The angel of the Lord is the messenger of both good and evil. He comes to Hagar after she has fled from the abusive Sarai (Gen 16:7-14) to assure her that God has heard about her misery and that her descendants will be too numerous to count. She names him "You are the God who sees me" (v. 13). The angel of the Lord pronounces a curse on the people of Meroz, because they refused to come to the help of the Lord (Jud 5:23).
The angel of the Lord executes judgment on behalf of the Lord. He puts to death 185, 000 Assyrian soldiers in their camp, thereby saving Jerusalem from decimation (2 Ki 19:35).
The angel of the Lord both commissions and commends God's servants. The commander of the Lord's army commissions Joshua to undertake the Lord's battles for Canaan, just as Moses had been commissioned to confront Pharaoh (Joshua 5:13-15; cf. Exod 3:5). The angel of the Lord appears to Abraham. He stops Abraham from sacrificing Isaac and commends him because he has not withheld his only son from God (Gen 22:11-18). Abraham identifies the angel as God, calling the place "The Lord Will Provide."

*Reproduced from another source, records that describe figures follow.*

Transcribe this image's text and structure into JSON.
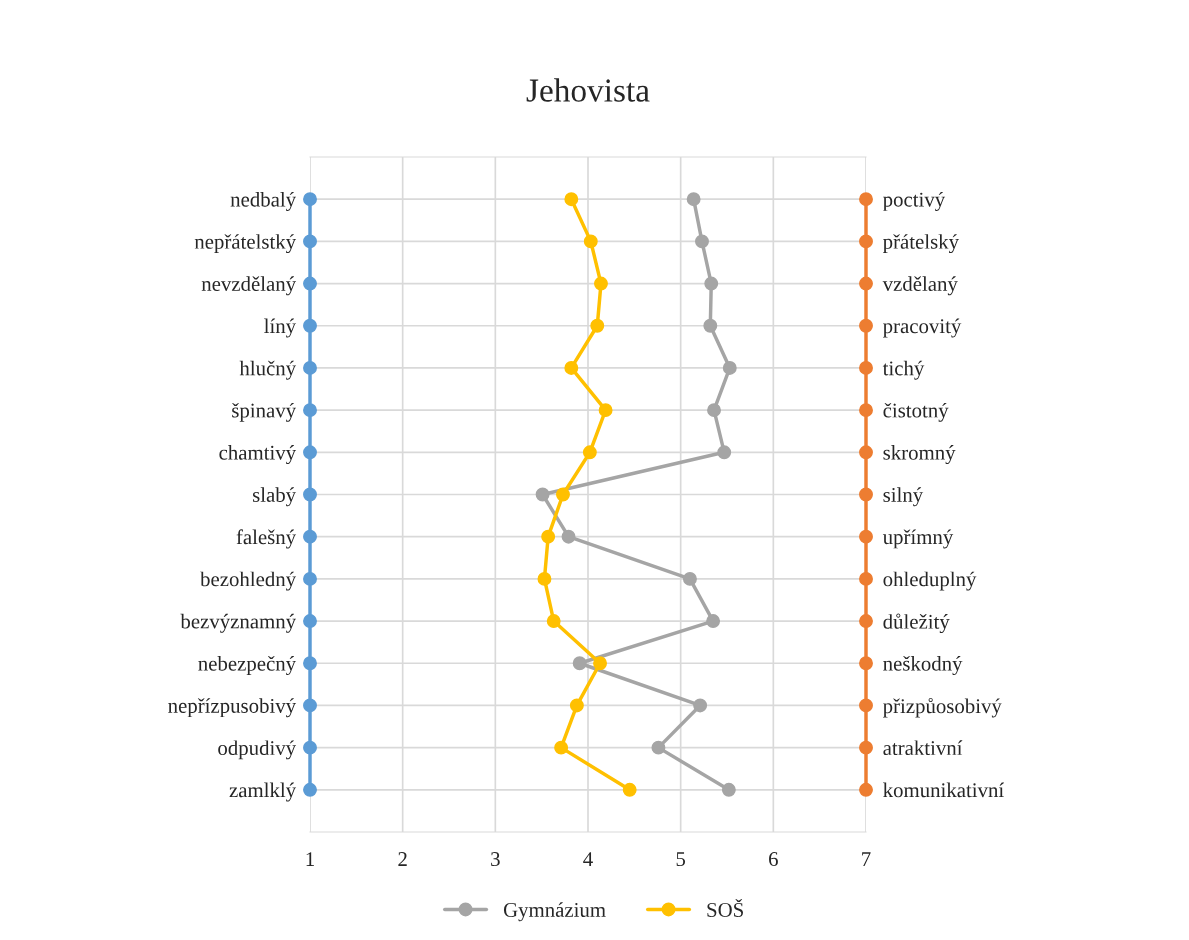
{
  "chart_data": {
    "type": "line",
    "title": "Jehovista",
    "orientation": "horizontal",
    "categories": [
      "nedbalý",
      "nepřátelstký",
      "nevzdělaný",
      "líný",
      "hlučný",
      "špinavý",
      "chamtivý",
      "slabý",
      "falešný",
      "bezohledný",
      "bezvýznamný",
      "nebezpečný",
      "nepřízpusobivý",
      "odpudivý",
      "zamlklý"
    ],
    "y2_categories": [
      "poctivý",
      "přátelský",
      "vzdělaný",
      "pracovitý",
      "tichý",
      "čistotný",
      "skromný",
      "silný",
      "upřímný",
      "ohleduplný",
      "důležitý",
      "neškodný",
      "přizpůosobivý",
      "atraktivní",
      "komunikativní"
    ],
    "series": [
      {
        "color": "#5b9bd5",
        "values": [
          1,
          1,
          1,
          1,
          1,
          1,
          1,
          1,
          1,
          1,
          1,
          1,
          1,
          1,
          1
        ]
      },
      {
        "color": "#ed7d31",
        "values": [
          7,
          7,
          7,
          7,
          7,
          7,
          7,
          7,
          7,
          7,
          7,
          7,
          7,
          7,
          7
        ]
      },
      {
        "name": "Gymnázium",
        "color": "#a5a5a5",
        "values": [
          5.14,
          5.23,
          5.33,
          5.32,
          5.53,
          5.36,
          5.47,
          3.51,
          3.79,
          5.1,
          5.35,
          3.91,
          5.21,
          4.76,
          5.52
        ]
      },
      {
        "name": "SOŠ",
        "color": "#ffc000",
        "values": [
          3.82,
          4.03,
          4.14,
          4.1,
          3.82,
          4.19,
          4.02,
          3.73,
          3.57,
          3.53,
          3.63,
          4.13,
          3.88,
          3.71,
          4.45
        ]
      }
    ],
    "xlim": [
      1,
      7
    ],
    "xticks": [
      1,
      2,
      3,
      4,
      5,
      6,
      7
    ],
    "grid": true,
    "legend": "bottom",
    "marker": "circle",
    "line_style": "solid"
  }
}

The angel of the Lord carries out a ministry of reconciliation. He asks how long God will withhold mercy from Jerusalem and Judah (Zec 1:12).
The connection between the angel of the Lord and the preincarnate appearance of the Messiah cannot be denied. Manoah meets the angel of the Lord, and declares that he has seen God. The angel accepts worship from Manoah and his wife as no mere angel, and refers to himself as "Wonderful, " the same term applied to the coming deliverer in Isaiah 9:6 (Jud 13:9-22). The functions of the angel of the Lord in the Old Testament prefigure the reconciling ministry of Jesus. In the New Testament, there is no mention of the angel of the Lord; the Messiah himself is this person.
See also Theophany
Bibliography. A. Bowling, TWOT, 1:464-65; G. B. Funderburk, ZPEB, 1:160-66; J. B. Payne, Theology of the Older Testament.